Am nächsten Morgen erwachte Senta in aller Frühe vom Gedudel des Fernsehers, das sie zunächst nicht einordnen konnte. Dann erkannte sie die Titelmelodie von Dragonball Z und grinste in sich hinein. Diese Serie war bis vor Kurzem eine ihrer Lieblingssendungen gewesen, und auch heute noch schaltete sie nicht weg, wenn sie beim Zappen darüber stolperte. Für Anton jedoch waren die Abenteuer von Son Goku und seinen Freunden noch viel zu aufregend. Vermutlich hatte der kleine Furz heimlich den Fernseher angeschaltet und saß nun völlig überfordert davor, während ihre Eltern noch tief und fest schliefen und sich von den Strapazen ihrer Wanderung erholten. Widerwillig schlug Senta ihre Bettdecke zurück, schlüpfte in ihren Morgenmantel und tappte schlaftrunken ins Wohnzimmer. Wie erwartet klebte Anton förmlich mit glasigen Augen an der Mattscheibe und lutschte an seinen Händchen, die er abwechselnd tief in ein Nutellaglas tauchte.
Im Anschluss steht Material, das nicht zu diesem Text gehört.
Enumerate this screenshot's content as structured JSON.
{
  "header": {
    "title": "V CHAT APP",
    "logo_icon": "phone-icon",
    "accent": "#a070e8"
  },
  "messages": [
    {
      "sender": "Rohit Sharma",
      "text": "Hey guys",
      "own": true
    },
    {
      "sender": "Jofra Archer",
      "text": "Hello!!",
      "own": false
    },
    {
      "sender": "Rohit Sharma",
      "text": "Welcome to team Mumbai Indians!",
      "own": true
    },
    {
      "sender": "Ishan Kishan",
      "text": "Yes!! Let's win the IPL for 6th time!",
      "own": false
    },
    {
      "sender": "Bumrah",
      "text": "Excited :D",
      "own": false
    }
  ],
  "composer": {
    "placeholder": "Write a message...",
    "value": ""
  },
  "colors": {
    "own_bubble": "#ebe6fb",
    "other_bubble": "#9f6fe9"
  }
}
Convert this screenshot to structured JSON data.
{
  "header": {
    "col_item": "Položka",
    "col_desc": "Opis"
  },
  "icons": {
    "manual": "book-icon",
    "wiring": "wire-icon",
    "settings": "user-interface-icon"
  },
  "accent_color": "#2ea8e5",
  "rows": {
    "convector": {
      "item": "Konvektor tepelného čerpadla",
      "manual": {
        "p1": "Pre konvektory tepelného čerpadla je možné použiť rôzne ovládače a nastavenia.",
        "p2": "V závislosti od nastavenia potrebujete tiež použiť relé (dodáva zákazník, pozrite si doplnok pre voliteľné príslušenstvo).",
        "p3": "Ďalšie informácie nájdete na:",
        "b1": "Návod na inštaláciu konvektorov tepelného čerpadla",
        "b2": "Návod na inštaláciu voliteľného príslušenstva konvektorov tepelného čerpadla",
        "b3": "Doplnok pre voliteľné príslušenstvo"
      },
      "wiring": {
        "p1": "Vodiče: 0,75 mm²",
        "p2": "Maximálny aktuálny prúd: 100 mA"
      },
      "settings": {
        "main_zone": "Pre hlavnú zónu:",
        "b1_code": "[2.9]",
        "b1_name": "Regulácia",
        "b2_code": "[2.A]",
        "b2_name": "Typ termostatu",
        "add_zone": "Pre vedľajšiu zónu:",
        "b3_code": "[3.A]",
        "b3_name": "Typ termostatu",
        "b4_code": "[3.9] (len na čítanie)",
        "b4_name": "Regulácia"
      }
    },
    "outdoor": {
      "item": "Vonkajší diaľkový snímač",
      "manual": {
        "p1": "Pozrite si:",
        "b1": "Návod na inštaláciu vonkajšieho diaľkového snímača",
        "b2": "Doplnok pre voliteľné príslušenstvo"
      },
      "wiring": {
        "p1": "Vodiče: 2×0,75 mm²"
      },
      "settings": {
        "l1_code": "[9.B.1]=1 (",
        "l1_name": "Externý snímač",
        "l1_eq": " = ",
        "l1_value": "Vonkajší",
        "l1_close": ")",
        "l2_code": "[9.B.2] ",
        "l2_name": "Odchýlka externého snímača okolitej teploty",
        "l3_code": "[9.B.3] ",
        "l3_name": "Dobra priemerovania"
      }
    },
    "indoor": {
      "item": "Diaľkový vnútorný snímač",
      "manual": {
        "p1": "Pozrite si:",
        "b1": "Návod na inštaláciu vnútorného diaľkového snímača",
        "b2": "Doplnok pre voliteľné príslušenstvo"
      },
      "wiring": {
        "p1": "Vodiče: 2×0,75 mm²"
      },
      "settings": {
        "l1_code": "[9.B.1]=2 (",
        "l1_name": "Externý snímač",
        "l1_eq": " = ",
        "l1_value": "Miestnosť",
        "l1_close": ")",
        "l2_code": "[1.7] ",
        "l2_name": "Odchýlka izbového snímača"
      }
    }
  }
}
»Hey, du kleiner Gauner!« Lachend stemmte sie die Hände in die Hüften. »Hast dir wohl schon Frühstück gemacht.« Sie nahm die Fernbedienung und schaltete den Fernseher aus.

»Schmeckt lecker. Willst du auch mal?« Treuherzig hielt er ihr eine Faust voll Nougatcreme hin.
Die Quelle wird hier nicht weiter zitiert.